|
L’architettura di Frank O' Gehry è assimilabile alla filosofia decostruzionista . Se Jacques Derrida ha teorizzato la decostruzione soprattutto nell’ambito della scrittura, è pur vero che essendo la decostruzione un evento, un pensiero all’opera, la pratica decostruttiva è prossima all’architettura, in quanto è anche opera di costruzione. Così, l’architettura di Gehry, è attenta alla realtà americana di cui reinventa e rielabora ogni componente.
Nel progettare L’Edgemar Developement, un complesso commerciale e culturale, completato nel 1988, che si dispiega lungo la Main Street, una via che corre parallela all’oceano da Santa Monica a Venice, Gehry tenta di riorganizzare la struttura urbana della città attraverso la composizione di ogni singolo oggetto e con qualsiasi materiale. La struttura dell’isolato è una sorta di minicittà all’interno di Los Angeles, e rispecchia il carattere frammentario della metropoli.

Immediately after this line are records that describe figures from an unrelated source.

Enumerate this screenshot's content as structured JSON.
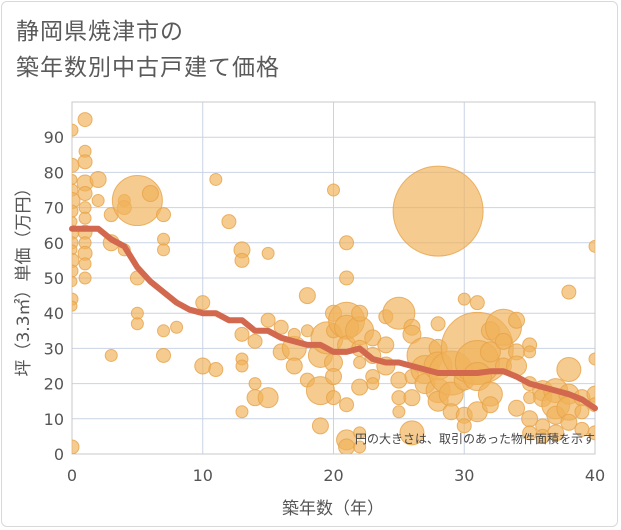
{
  "chart_data": {
    "type": "scatter",
    "title": [
      "静岡県焼津市の",
      "築年数別中古戸建て価格"
    ],
    "xlabel": "築年数（年）",
    "ylabel": "坪（3.3㎡）単価（万円）",
    "annotation": "円の大きさは、取引のあった物件面積を示す",
    "xlim": [
      0,
      40
    ],
    "ylim": [
      0,
      100
    ],
    "xticks": [
      0,
      10,
      20,
      30,
      40
    ],
    "yticks": [
      0,
      10,
      20,
      30,
      40,
      50,
      60,
      70,
      80,
      90
    ],
    "colors": {
      "bubble": "#f0b35a",
      "bubble_stroke": "#e6a24a",
      "trend": "#d2694f",
      "grid": "#c9d3e6",
      "plot_border": "#c9c9c9"
    },
    "trend": {
      "x": [
        0,
        1,
        2,
        3,
        4,
        5,
        6,
        7,
        8,
        9,
        10,
        11,
        12,
        13,
        14,
        15,
        16,
        17,
        18,
        19,
        20,
        21,
        22,
        23,
        24,
        25,
        26,
        27,
        28,
        29,
        30,
        31,
        32,
        33,
        34,
        35,
        36,
        37,
        38,
        39,
        40
      ],
      "y": [
        64,
        64,
        64,
        61,
        59,
        53,
        49,
        46,
        43,
        41,
        40,
        40,
        38,
        38,
        35,
        35,
        33,
        32,
        31,
        31,
        29,
        29,
        30,
        27,
        26,
        26,
        25,
        24,
        23,
        23,
        23,
        23,
        23.5,
        23.5,
        22,
        20,
        19,
        18,
        17,
        15.5,
        13
      ]
    },
    "points": [
      {
        "x": 0,
        "y": 92,
        "s": 6
      },
      {
        "x": 0,
        "y": 82,
        "s": 7
      },
      {
        "x": 0,
        "y": 78,
        "s": 5
      },
      {
        "x": 0,
        "y": 75,
        "s": 6
      },
      {
        "x": 0,
        "y": 72,
        "s": 8
      },
      {
        "x": 0,
        "y": 69,
        "s": 6
      },
      {
        "x": 0,
        "y": 66,
        "s": 5
      },
      {
        "x": 0,
        "y": 63,
        "s": 7
      },
      {
        "x": 0,
        "y": 60,
        "s": 6
      },
      {
        "x": 0,
        "y": 58,
        "s": 5
      },
      {
        "x": 0,
        "y": 55,
        "s": 7
      },
      {
        "x": 0,
        "y": 52,
        "s": 6
      },
      {
        "x": 0,
        "y": 49,
        "s": 5
      },
      {
        "x": 0,
        "y": 44,
        "s": 6
      },
      {
        "x": 0,
        "y": 42,
        "s": 5
      },
      {
        "x": 0,
        "y": 2,
        "s": 7
      },
      {
        "x": 1,
        "y": 95,
        "s": 7
      },
      {
        "x": 1,
        "y": 86,
        "s": 6
      },
      {
        "x": 1,
        "y": 83,
        "s": 7
      },
      {
        "x": 1,
        "y": 77,
        "s": 8
      },
      {
        "x": 1,
        "y": 74,
        "s": 7
      },
      {
        "x": 1,
        "y": 70,
        "s": 6
      },
      {
        "x": 1,
        "y": 67,
        "s": 6
      },
      {
        "x": 1,
        "y": 63,
        "s": 7
      },
      {
        "x": 1,
        "y": 60,
        "s": 6
      },
      {
        "x": 1,
        "y": 57,
        "s": 7
      },
      {
        "x": 1,
        "y": 54,
        "s": 6
      },
      {
        "x": 1,
        "y": 50,
        "s": 6
      },
      {
        "x": 2,
        "y": 78,
        "s": 8
      },
      {
        "x": 2,
        "y": 72,
        "s": 6
      },
      {
        "x": 3,
        "y": 68,
        "s": 7
      },
      {
        "x": 3,
        "y": 60,
        "s": 8
      },
      {
        "x": 3,
        "y": 28,
        "s": 6
      },
      {
        "x": 4,
        "y": 72,
        "s": 6
      },
      {
        "x": 4,
        "y": 70,
        "s": 7
      },
      {
        "x": 4,
        "y": 58,
        "s": 6
      },
      {
        "x": 5,
        "y": 72,
        "s": 25
      },
      {
        "x": 5,
        "y": 50,
        "s": 7
      },
      {
        "x": 5,
        "y": 40,
        "s": 6
      },
      {
        "x": 5,
        "y": 37,
        "s": 6
      },
      {
        "x": 6,
        "y": 74,
        "s": 8
      },
      {
        "x": 7,
        "y": 68,
        "s": 7
      },
      {
        "x": 7,
        "y": 61,
        "s": 6
      },
      {
        "x": 7,
        "y": 58,
        "s": 6
      },
      {
        "x": 7,
        "y": 35,
        "s": 6
      },
      {
        "x": 7,
        "y": 28,
        "s": 7
      },
      {
        "x": 8,
        "y": 36,
        "s": 6
      },
      {
        "x": 10,
        "y": 43,
        "s": 7
      },
      {
        "x": 10,
        "y": 25,
        "s": 8
      },
      {
        "x": 11,
        "y": 78,
        "s": 6
      },
      {
        "x": 11,
        "y": 24,
        "s": 7
      },
      {
        "x": 12,
        "y": 66,
        "s": 7
      },
      {
        "x": 13,
        "y": 58,
        "s": 8
      },
      {
        "x": 13,
        "y": 55,
        "s": 7
      },
      {
        "x": 13,
        "y": 34,
        "s": 7
      },
      {
        "x": 13,
        "y": 27,
        "s": 6
      },
      {
        "x": 13,
        "y": 25,
        "s": 6
      },
      {
        "x": 13,
        "y": 12,
        "s": 6
      },
      {
        "x": 14,
        "y": 32,
        "s": 7
      },
      {
        "x": 14,
        "y": 20,
        "s": 6
      },
      {
        "x": 14,
        "y": 16,
        "s": 8
      },
      {
        "x": 15,
        "y": 57,
        "s": 6
      },
      {
        "x": 15,
        "y": 38,
        "s": 7
      },
      {
        "x": 15,
        "y": 16,
        "s": 10
      },
      {
        "x": 16,
        "y": 36,
        "s": 7
      },
      {
        "x": 16,
        "y": 29,
        "s": 8
      },
      {
        "x": 17,
        "y": 30,
        "s": 12
      },
      {
        "x": 17,
        "y": 25,
        "s": 8
      },
      {
        "x": 17,
        "y": 34,
        "s": 6
      },
      {
        "x": 18,
        "y": 45,
        "s": 8
      },
      {
        "x": 18,
        "y": 21,
        "s": 7
      },
      {
        "x": 18,
        "y": 35,
        "s": 6
      },
      {
        "x": 19,
        "y": 28,
        "s": 12
      },
      {
        "x": 19,
        "y": 18,
        "s": 14
      },
      {
        "x": 19,
        "y": 8,
        "s": 8
      },
      {
        "x": 19.5,
        "y": 33,
        "s": 16
      },
      {
        "x": 20,
        "y": 75,
        "s": 6
      },
      {
        "x": 20,
        "y": 40,
        "s": 8
      },
      {
        "x": 20,
        "y": 35,
        "s": 7
      },
      {
        "x": 20,
        "y": 26,
        "s": 9
      },
      {
        "x": 20,
        "y": 22,
        "s": 8
      },
      {
        "x": 20,
        "y": 16,
        "s": 7
      },
      {
        "x": 21,
        "y": 60,
        "s": 7
      },
      {
        "x": 21,
        "y": 50,
        "s": 7
      },
      {
        "x": 21,
        "y": 38,
        "s": 18
      },
      {
        "x": 21,
        "y": 36,
        "s": 12
      },
      {
        "x": 21,
        "y": 31,
        "s": 9
      },
      {
        "x": 21,
        "y": 14,
        "s": 7
      },
      {
        "x": 21,
        "y": 4,
        "s": 10
      },
      {
        "x": 21,
        "y": 2,
        "s": 8
      },
      {
        "x": 22,
        "y": 35,
        "s": 14
      },
      {
        "x": 22,
        "y": 40,
        "s": 8
      },
      {
        "x": 22,
        "y": 30,
        "s": 8
      },
      {
        "x": 22,
        "y": 26,
        "s": 6
      },
      {
        "x": 22,
        "y": 19,
        "s": 8
      },
      {
        "x": 22,
        "y": 6,
        "s": 6
      },
      {
        "x": 22,
        "y": 2,
        "s": 6
      },
      {
        "x": 23,
        "y": 33,
        "s": 8
      },
      {
        "x": 23,
        "y": 28,
        "s": 8
      },
      {
        "x": 23,
        "y": 22,
        "s": 7
      },
      {
        "x": 23,
        "y": 20,
        "s": 6
      },
      {
        "x": 24,
        "y": 31,
        "s": 8
      },
      {
        "x": 24,
        "y": 25,
        "s": 9
      },
      {
        "x": 24,
        "y": 39,
        "s": 7
      },
      {
        "x": 25,
        "y": 40,
        "s": 16
      },
      {
        "x": 25,
        "y": 21,
        "s": 8
      },
      {
        "x": 25,
        "y": 16,
        "s": 7
      },
      {
        "x": 25,
        "y": 12,
        "s": 6
      },
      {
        "x": 26,
        "y": 36,
        "s": 8
      },
      {
        "x": 26,
        "y": 34,
        "s": 9
      },
      {
        "x": 26,
        "y": 22,
        "s": 7
      },
      {
        "x": 26,
        "y": 16,
        "s": 8
      },
      {
        "x": 26,
        "y": 6,
        "s": 12
      },
      {
        "x": 27,
        "y": 28,
        "s": 18
      },
      {
        "x": 27,
        "y": 24,
        "s": 14
      },
      {
        "x": 27,
        "y": 20,
        "s": 10
      },
      {
        "x": 28,
        "y": 69,
        "s": 45
      },
      {
        "x": 28,
        "y": 37,
        "s": 7
      },
      {
        "x": 28,
        "y": 30,
        "s": 9
      },
      {
        "x": 28,
        "y": 25,
        "s": 14
      },
      {
        "x": 28,
        "y": 18,
        "s": 12
      },
      {
        "x": 28,
        "y": 15,
        "s": 10
      },
      {
        "x": 29,
        "y": 23,
        "s": 22
      },
      {
        "x": 29,
        "y": 17,
        "s": 12
      },
      {
        "x": 29,
        "y": 12,
        "s": 8
      },
      {
        "x": 30,
        "y": 44,
        "s": 6
      },
      {
        "x": 30,
        "y": 21,
        "s": 10
      },
      {
        "x": 30,
        "y": 11,
        "s": 8
      },
      {
        "x": 30,
        "y": 8,
        "s": 7
      },
      {
        "x": 31,
        "y": 43,
        "s": 7
      },
      {
        "x": 31,
        "y": 30,
        "s": 36
      },
      {
        "x": 31,
        "y": 26,
        "s": 22
      },
      {
        "x": 31,
        "y": 22,
        "s": 14
      },
      {
        "x": 31,
        "y": 12,
        "s": 10
      },
      {
        "x": 32,
        "y": 35,
        "s": 9
      },
      {
        "x": 32,
        "y": 29,
        "s": 10
      },
      {
        "x": 32,
        "y": 17,
        "s": 12
      },
      {
        "x": 32,
        "y": 14,
        "s": 8
      },
      {
        "x": 33,
        "y": 36,
        "s": 18
      },
      {
        "x": 33,
        "y": 32,
        "s": 8
      },
      {
        "x": 33,
        "y": 25,
        "s": 8
      },
      {
        "x": 34,
        "y": 38,
        "s": 8
      },
      {
        "x": 34,
        "y": 29,
        "s": 8
      },
      {
        "x": 34,
        "y": 25,
        "s": 10
      },
      {
        "x": 34,
        "y": 13,
        "s": 8
      },
      {
        "x": 35,
        "y": 31,
        "s": 7
      },
      {
        "x": 35,
        "y": 29,
        "s": 6
      },
      {
        "x": 35,
        "y": 20,
        "s": 7
      },
      {
        "x": 35,
        "y": 16,
        "s": 6
      },
      {
        "x": 35,
        "y": 10,
        "s": 8
      },
      {
        "x": 35,
        "y": 6,
        "s": 7
      },
      {
        "x": 36,
        "y": 18,
        "s": 10
      },
      {
        "x": 36,
        "y": 16,
        "s": 9
      },
      {
        "x": 36,
        "y": 8,
        "s": 7
      },
      {
        "x": 36,
        "y": 5,
        "s": 7
      },
      {
        "x": 37,
        "y": 18,
        "s": 12
      },
      {
        "x": 37,
        "y": 14,
        "s": 14
      },
      {
        "x": 37,
        "y": 11,
        "s": 9
      },
      {
        "x": 37,
        "y": 6,
        "s": 8
      },
      {
        "x": 38,
        "y": 24,
        "s": 12
      },
      {
        "x": 38,
        "y": 17,
        "s": 10
      },
      {
        "x": 38,
        "y": 46,
        "s": 7
      },
      {
        "x": 38,
        "y": 13,
        "s": 12
      },
      {
        "x": 38,
        "y": 9,
        "s": 8
      },
      {
        "x": 39,
        "y": 16,
        "s": 8
      },
      {
        "x": 39,
        "y": 12,
        "s": 7
      },
      {
        "x": 39,
        "y": 7,
        "s": 7
      },
      {
        "x": 40,
        "y": 59,
        "s": 6
      },
      {
        "x": 40,
        "y": 27,
        "s": 6
      },
      {
        "x": 40,
        "y": 17,
        "s": 8
      },
      {
        "x": 40,
        "y": 14,
        "s": 7
      },
      {
        "x": 40,
        "y": 6,
        "s": 7
      }
    ]
  }
}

La sua architettura è una messa in scena di uno spettacolo urbano che utilizza la scomposizione strutturale e il “collage”. Gli elementi che costituiscono la scatola edilizia degli edifici, sono utilizzati in maniera indipendente e ricomposti secondo una nuova regola, una regola che tiene conto del sistema di circolazione, della “promenade architecturale” che trasforma ciascun passante in un attore, consapevole o inconsapevole. L'architettura è de-composta dagli elementi e dalle persone che popolano la Main Street. Tutto risulta influenzato e “turbato” dall’intenso effetto scenografico prodotto dal carattere particolare dell’architettura. La violenza dei colori pubblicitari la avvicina alla Pop Art, e notevoli sono le vicinanze tra l’architettura di Gehry e le ricerche di questo movimento. Non a caso l’architetto ha più volte collaborato con Claes Oldenburg, e i “sintomi” di questa collaborazione si possono ritrovare nella predilezione per i materiali poveri come le lamiere o il compensato o la plastica e nell’ispirazione che la strada ha offerto a entrambi.
La strada è essenziale al racconto dell’opera di Gehry, e nelle sue opere risulta essere il termine di comprensione “dell’architettura dinamica” degli edifici, l’architettura si confonde nei colori e nelle pose degli uomini e delle automobili risultando così instabile e non concedendo alcun appiglio allo sguardo. Gli elementi architettonici non delimitano ma delineano il significato intrinseco di architettura, esplicitando la costituzione della superficie e dei volumi che la costruiscono.
Il nuovo paesaggio delineato da Gehry è un paesaggio più cinematografico che reale, un paesaggio sempre meno solido e sempre più instabile e provvisorio. Gehry racconta la nuova immagine di Los Angeles con gli stessi artifici del cinema in grado di competere con l’immagine creata dal cinema.
Il paesaggio viene colto in un ambito più ampio. Così la città è formata non solo dagli edifici, ma dalle automobili, dalla moltitudine umana, dai colori delle vetrine. E’ attraverso il contesto che si percepisce l’identità dell’architettura, anche per la qualità intrinseca delle costruzioni che non danno punti di riferimento, non circoscrivono mai un momento preciso ma seguono la dinamica della città su cui gli edifici sono collocati. L’uso dell’ombra o la presenza costante di reticolati e griglie, o i passaggi continui dei pedoni frantumano l’immagine che risulta così, poco funzionale a descrivere i dettagli e più adeguata a mostrare la fuggevole consistenza dell’architettura, l’uso dei materiali poveri e infine la leggerezza e la velocità che gli edifici promanano.